HTTPS Web Sites: Just One Per IP?

by Andrew Barber 14. December 2009 07:06

I came across a post the other day where someone stated a misconception; That you can only host one HTTPS web site per IP address available on a server. I think most fairly experienced web server admins know that this is not actually the case, and also know why the misconception came to be. Most web server documentation I've seen tells one how to exceed that false limit, but of course it does not say so in exactly so many words!

Like pretty much everyone else who was ever a teenager, when someone says, "you can't do this", I want to know why. And I want to know why for the same reason I wanted to know why, as a teenager, I could not stay out past X time: so I can find a way around it. The long-and-short of the story is this: The actual limit for HTTPS sites is one per TCP socket, not IP Address. So, for every combination of IP address and TCP port, an HTTPS site can be hosted. Note that Host Headers have nothing to do with this. However; For a number of public uses of HTTPS sites, varying the standard TCP port is not a good option here, meaning the "one HTTPS site per IP" is still an effective standard.

Why, Oh Why?

This is not a primer on HTTP, so you should already know that a single server can serve theoretically thousands of web sites on a single IP address by use of the Host header of the HTTP request. An extremely simplistic HTTP request might look like this:

	GET /index.html HTTP/1.1
	Host: www.example.com
	

The web server actually examines the Host header before the GET (or POST, PUT, TRACE, etc), so that it knows which web site should respond. In this way, multiple web sites can be configured to 'listen' to the same IP/Port combination.

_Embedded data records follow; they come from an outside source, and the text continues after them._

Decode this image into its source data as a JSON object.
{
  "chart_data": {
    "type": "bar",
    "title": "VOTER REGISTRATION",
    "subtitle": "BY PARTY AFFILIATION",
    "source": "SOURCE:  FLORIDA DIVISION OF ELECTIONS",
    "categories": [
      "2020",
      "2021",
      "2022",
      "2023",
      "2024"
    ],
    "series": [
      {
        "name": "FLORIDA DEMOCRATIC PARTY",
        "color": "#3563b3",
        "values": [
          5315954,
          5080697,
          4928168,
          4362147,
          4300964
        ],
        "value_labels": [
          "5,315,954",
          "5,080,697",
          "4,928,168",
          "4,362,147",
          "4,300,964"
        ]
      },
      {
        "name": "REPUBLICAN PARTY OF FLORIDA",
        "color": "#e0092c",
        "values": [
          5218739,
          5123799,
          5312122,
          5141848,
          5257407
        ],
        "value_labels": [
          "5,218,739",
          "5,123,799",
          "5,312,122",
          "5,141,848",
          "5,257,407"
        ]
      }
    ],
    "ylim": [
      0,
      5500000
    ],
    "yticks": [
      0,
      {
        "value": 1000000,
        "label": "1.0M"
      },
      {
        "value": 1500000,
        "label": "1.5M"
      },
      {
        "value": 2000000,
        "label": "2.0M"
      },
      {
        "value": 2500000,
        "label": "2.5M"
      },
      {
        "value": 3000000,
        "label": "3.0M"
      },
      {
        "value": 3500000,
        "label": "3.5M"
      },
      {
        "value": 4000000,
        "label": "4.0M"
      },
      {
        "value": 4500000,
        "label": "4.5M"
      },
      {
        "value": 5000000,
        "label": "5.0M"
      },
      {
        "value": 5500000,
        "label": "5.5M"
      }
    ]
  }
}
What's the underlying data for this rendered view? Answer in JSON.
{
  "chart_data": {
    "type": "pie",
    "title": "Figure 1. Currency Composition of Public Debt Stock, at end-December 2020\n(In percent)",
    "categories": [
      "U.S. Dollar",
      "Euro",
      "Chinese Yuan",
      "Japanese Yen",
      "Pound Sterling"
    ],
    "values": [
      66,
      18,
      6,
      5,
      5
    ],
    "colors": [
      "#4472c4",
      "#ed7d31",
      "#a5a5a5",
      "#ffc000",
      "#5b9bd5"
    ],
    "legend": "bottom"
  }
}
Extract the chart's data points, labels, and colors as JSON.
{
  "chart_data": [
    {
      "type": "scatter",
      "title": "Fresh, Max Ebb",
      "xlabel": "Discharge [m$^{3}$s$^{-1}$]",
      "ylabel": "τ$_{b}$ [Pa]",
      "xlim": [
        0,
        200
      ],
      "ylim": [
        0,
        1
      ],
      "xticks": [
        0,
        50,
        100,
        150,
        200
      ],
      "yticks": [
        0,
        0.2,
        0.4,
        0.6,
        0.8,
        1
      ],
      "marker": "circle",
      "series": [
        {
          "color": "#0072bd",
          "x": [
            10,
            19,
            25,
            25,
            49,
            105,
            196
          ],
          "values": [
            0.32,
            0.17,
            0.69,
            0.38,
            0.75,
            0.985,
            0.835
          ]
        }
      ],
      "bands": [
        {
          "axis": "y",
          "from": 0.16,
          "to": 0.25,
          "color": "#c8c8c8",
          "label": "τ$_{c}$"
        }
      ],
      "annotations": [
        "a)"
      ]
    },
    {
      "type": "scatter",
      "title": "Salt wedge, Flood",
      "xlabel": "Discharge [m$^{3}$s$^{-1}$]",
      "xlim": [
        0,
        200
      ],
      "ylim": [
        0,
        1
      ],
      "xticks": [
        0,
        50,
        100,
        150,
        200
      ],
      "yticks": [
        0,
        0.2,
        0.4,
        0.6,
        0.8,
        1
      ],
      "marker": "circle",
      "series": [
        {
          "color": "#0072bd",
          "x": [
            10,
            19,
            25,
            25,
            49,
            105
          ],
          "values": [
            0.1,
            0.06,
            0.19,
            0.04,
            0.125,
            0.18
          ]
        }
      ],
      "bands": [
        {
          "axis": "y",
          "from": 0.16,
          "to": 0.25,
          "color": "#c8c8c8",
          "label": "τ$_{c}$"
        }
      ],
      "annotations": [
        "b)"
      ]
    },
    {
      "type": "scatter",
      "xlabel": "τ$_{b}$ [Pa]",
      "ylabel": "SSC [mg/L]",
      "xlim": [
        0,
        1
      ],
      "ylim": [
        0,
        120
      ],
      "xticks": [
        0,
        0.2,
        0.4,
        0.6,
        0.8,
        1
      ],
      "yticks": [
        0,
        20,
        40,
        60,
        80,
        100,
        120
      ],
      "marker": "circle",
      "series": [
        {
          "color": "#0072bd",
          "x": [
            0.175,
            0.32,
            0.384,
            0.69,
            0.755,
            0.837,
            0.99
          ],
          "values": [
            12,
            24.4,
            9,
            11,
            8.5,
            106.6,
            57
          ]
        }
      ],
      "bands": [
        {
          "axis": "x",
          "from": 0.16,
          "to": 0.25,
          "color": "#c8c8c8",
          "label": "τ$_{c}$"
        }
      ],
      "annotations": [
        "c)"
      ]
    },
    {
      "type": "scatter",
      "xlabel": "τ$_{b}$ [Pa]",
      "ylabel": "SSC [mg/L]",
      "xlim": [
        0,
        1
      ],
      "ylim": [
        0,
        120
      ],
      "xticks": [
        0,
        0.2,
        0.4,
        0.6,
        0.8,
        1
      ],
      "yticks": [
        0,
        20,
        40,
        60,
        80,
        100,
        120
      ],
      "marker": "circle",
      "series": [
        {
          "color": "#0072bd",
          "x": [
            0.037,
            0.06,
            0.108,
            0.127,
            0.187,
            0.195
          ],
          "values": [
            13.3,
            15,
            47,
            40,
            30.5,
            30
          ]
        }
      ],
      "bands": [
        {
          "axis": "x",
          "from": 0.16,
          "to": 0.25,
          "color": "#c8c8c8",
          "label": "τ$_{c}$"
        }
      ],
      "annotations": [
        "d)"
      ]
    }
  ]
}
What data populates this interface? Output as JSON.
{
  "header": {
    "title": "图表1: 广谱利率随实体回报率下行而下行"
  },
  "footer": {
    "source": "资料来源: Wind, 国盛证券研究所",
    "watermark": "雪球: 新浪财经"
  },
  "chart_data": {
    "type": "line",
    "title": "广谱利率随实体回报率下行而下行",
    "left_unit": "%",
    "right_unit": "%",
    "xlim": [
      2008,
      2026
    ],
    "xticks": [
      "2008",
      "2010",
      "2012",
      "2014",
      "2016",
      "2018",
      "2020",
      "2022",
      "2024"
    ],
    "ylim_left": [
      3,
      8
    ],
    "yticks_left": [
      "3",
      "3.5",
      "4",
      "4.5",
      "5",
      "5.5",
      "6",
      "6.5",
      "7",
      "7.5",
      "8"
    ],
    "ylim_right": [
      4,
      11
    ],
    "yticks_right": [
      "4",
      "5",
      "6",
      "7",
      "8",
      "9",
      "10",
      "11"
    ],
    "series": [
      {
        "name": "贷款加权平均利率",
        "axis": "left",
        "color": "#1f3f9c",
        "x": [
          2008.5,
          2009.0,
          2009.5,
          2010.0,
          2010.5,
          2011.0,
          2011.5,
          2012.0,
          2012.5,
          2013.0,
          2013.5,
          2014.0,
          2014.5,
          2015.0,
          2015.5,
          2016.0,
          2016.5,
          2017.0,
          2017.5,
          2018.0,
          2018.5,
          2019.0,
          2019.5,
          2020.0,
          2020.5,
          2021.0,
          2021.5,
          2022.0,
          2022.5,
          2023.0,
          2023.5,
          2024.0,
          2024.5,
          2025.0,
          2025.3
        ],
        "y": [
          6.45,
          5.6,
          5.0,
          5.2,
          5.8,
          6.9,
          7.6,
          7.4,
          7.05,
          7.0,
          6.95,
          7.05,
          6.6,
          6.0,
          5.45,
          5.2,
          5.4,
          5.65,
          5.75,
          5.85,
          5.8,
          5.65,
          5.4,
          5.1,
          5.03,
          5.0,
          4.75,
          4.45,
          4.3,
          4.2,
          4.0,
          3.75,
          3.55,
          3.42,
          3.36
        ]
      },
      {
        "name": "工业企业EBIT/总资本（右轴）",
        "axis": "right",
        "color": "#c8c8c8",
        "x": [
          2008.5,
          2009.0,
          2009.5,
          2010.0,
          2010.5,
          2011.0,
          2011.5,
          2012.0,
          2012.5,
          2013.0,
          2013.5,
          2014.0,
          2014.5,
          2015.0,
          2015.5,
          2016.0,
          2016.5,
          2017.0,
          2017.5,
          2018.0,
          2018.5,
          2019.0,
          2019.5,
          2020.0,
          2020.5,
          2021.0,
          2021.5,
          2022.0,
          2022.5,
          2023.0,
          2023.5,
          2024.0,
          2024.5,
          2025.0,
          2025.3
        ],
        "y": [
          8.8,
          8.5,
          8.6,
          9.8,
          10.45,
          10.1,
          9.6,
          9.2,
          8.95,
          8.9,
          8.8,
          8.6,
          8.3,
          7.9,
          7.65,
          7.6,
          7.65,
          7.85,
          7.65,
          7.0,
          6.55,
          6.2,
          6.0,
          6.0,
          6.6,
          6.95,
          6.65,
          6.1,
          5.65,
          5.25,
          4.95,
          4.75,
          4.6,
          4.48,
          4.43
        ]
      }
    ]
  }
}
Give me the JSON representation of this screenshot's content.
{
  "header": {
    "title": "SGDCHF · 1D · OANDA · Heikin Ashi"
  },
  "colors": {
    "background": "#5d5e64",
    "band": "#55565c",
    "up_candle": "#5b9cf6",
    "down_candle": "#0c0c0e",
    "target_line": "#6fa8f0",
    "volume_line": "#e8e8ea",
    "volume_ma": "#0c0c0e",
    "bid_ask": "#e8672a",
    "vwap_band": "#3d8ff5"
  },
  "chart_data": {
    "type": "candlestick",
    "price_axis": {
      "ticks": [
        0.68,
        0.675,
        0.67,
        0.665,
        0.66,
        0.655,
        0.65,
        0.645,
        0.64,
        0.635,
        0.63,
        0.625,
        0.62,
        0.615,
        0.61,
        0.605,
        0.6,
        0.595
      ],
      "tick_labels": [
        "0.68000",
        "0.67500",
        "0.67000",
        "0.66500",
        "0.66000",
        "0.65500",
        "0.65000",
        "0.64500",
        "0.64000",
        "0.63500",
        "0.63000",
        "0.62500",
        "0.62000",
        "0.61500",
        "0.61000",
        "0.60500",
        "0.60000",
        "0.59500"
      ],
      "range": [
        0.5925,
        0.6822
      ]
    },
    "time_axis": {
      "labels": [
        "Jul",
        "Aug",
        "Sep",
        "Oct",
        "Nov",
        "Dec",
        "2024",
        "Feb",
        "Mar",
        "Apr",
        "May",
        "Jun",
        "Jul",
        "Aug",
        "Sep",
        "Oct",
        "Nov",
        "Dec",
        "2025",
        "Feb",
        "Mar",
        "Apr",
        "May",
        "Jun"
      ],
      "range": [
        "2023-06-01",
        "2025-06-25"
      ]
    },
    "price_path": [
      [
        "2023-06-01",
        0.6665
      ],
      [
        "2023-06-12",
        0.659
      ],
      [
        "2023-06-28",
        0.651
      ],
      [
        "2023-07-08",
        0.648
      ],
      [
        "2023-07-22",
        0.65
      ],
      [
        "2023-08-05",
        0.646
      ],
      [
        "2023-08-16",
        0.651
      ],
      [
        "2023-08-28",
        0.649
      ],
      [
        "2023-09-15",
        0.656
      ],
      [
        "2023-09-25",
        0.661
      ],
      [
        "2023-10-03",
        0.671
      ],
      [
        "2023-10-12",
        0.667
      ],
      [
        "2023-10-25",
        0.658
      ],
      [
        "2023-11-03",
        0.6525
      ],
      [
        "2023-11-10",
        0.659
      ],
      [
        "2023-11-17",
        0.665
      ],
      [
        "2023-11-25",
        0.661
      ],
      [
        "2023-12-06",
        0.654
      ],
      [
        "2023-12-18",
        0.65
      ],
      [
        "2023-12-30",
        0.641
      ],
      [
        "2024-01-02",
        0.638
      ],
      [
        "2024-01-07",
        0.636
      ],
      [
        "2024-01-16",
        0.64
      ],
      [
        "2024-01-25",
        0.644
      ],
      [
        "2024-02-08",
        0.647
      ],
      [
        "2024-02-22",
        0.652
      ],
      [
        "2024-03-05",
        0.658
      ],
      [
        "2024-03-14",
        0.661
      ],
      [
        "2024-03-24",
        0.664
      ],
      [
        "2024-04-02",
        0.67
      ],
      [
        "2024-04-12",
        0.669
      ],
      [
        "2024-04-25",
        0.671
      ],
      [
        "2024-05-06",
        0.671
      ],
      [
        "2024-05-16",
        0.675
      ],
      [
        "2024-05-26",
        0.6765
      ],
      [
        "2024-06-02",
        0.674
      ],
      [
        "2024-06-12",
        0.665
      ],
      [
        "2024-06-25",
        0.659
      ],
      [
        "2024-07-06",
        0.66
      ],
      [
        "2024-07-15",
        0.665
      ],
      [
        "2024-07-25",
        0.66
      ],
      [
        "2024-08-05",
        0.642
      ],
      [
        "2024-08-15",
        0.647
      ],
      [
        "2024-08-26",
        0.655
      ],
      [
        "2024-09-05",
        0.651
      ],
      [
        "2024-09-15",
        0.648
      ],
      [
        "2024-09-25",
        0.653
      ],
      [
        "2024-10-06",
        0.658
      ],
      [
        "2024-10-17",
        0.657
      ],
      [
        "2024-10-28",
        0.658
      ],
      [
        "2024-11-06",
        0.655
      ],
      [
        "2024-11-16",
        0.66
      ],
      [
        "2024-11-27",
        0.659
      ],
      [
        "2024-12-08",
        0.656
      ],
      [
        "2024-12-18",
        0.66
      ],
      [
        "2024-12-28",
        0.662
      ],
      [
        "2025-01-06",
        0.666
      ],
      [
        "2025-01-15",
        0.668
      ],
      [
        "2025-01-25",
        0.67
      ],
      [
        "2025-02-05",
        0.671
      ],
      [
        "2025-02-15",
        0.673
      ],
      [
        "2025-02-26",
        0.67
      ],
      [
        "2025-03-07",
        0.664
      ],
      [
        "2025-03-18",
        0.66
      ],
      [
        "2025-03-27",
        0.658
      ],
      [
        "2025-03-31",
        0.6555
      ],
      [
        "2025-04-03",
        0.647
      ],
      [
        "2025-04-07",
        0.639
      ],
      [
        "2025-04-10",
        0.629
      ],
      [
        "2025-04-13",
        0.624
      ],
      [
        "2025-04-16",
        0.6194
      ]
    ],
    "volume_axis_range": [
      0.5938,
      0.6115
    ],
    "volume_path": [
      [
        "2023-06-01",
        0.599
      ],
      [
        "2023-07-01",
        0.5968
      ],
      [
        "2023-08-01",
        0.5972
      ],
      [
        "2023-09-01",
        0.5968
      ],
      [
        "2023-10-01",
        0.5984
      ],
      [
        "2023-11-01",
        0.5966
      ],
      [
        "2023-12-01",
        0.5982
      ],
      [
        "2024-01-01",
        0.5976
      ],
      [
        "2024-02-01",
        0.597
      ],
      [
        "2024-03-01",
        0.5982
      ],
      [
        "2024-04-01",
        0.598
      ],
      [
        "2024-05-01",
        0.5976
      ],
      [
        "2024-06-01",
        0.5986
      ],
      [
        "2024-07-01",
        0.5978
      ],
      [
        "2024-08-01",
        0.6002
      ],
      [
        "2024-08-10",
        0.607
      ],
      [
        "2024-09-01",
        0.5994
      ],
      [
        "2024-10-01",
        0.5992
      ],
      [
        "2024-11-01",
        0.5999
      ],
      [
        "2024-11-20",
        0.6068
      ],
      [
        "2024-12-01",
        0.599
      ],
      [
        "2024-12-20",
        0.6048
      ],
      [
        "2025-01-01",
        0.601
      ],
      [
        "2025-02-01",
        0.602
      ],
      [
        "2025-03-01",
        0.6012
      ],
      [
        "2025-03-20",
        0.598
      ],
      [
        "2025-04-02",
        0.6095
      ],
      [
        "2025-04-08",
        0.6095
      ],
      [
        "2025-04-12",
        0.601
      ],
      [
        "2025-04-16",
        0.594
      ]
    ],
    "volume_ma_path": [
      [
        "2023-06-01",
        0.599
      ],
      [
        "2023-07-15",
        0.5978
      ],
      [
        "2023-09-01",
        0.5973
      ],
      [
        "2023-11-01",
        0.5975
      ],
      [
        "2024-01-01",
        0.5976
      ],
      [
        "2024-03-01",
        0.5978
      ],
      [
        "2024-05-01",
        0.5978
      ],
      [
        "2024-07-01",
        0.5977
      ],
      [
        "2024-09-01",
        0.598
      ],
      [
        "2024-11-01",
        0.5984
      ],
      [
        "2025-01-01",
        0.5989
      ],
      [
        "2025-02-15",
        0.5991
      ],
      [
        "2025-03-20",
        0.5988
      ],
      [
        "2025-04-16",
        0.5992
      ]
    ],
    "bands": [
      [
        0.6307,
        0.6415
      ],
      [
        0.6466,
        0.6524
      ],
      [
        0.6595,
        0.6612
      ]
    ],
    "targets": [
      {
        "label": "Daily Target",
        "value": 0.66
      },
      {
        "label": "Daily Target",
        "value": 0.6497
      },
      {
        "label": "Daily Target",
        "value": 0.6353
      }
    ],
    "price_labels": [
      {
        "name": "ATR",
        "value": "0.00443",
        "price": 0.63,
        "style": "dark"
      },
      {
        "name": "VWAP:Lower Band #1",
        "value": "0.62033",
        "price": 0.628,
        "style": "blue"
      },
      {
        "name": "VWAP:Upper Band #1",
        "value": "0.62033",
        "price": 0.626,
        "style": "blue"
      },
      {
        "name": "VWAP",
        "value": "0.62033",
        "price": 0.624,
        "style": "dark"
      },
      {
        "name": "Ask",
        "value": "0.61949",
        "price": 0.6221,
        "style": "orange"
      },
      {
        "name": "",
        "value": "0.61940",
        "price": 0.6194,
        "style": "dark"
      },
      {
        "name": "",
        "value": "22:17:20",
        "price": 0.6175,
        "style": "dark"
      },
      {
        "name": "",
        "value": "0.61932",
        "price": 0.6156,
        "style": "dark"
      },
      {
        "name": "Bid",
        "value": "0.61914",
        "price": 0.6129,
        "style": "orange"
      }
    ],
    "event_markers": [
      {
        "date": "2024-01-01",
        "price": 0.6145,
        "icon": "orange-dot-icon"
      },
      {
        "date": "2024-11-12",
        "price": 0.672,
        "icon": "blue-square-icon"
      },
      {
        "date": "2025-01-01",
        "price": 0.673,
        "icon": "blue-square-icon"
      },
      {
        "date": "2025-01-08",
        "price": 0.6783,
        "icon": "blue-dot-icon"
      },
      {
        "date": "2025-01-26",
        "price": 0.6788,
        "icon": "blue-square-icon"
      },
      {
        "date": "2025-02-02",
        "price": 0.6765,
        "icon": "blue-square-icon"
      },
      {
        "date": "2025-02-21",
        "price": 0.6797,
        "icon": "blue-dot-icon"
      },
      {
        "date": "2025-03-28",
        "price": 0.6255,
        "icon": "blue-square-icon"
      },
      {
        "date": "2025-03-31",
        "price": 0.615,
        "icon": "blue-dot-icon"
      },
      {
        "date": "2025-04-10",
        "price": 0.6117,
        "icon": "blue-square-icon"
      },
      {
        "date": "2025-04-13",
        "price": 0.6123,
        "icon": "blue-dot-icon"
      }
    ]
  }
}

However, this does not work for HTTPS web sites, and why is simple: The entire contents of the HTTP request is encrypted, and it cannot be decrypted until the web server decides which web site should accept that request. The SSL/TLS certificate is tied to the web site in question, so only the correct web site is capable of decrypting that request. That is, after all, the very purpose of the HTTPS protocol! Expecting the Host header to help here invites shades of Catch-22!

What Can You Do?

To have multiple HTTPS sites on a single IP address, you must assign each HTTPS site its own, unique IP/TCP Port combination. So if your server has only one IP, you would use that IP, and assign a unique TCP Port for each such site. Of course, since you are using non-standard ports, you must assure that firewall policies will permit access to these custom ports.

Generally, I do not recommend the workaround I am about to detail, as it is likely to cause confusion at some point. But if you know what you are doing and what the effects will be, it's an option. My primary use of this is to create HTTPS access to private, administrative sites - not for sites that should be accessed directly by normal (i.e. public) readers of a web site.

The reason is this involves having an HTTPS site listen on an alternate TCP port from its default of 443. As you should know, when you type https://www.amazon.com in your browser, TCP Port 443 is assumed (just as TCP 80 is assumed when using regular HTTP URLs). Changing the port, then, requires that the URL to visit a site have the custom port contained in it: https://www.somesite.com:7584 If someone types in your site's HTTPS URL, but leaves out the custom TCP Port, they will end up at what ever site you have on the default port - not good! They will also likely get a warning about how the certificate in question is for site X, but they are visiting site Y. Again, not good!

This is why I do not recommend using this except for administrative access sites, or sites where the only legitimate links in should come from an application - where it is essentially invalid to begin with for a user ever to enter their own URL manually. In those cases, I also recommend not hosting any site on the standard HTTPS port 443, as the resulting error messages from failing to specify the TCP port may invite more confusion than the general 'site not found' that would result if there was no site listening on 443.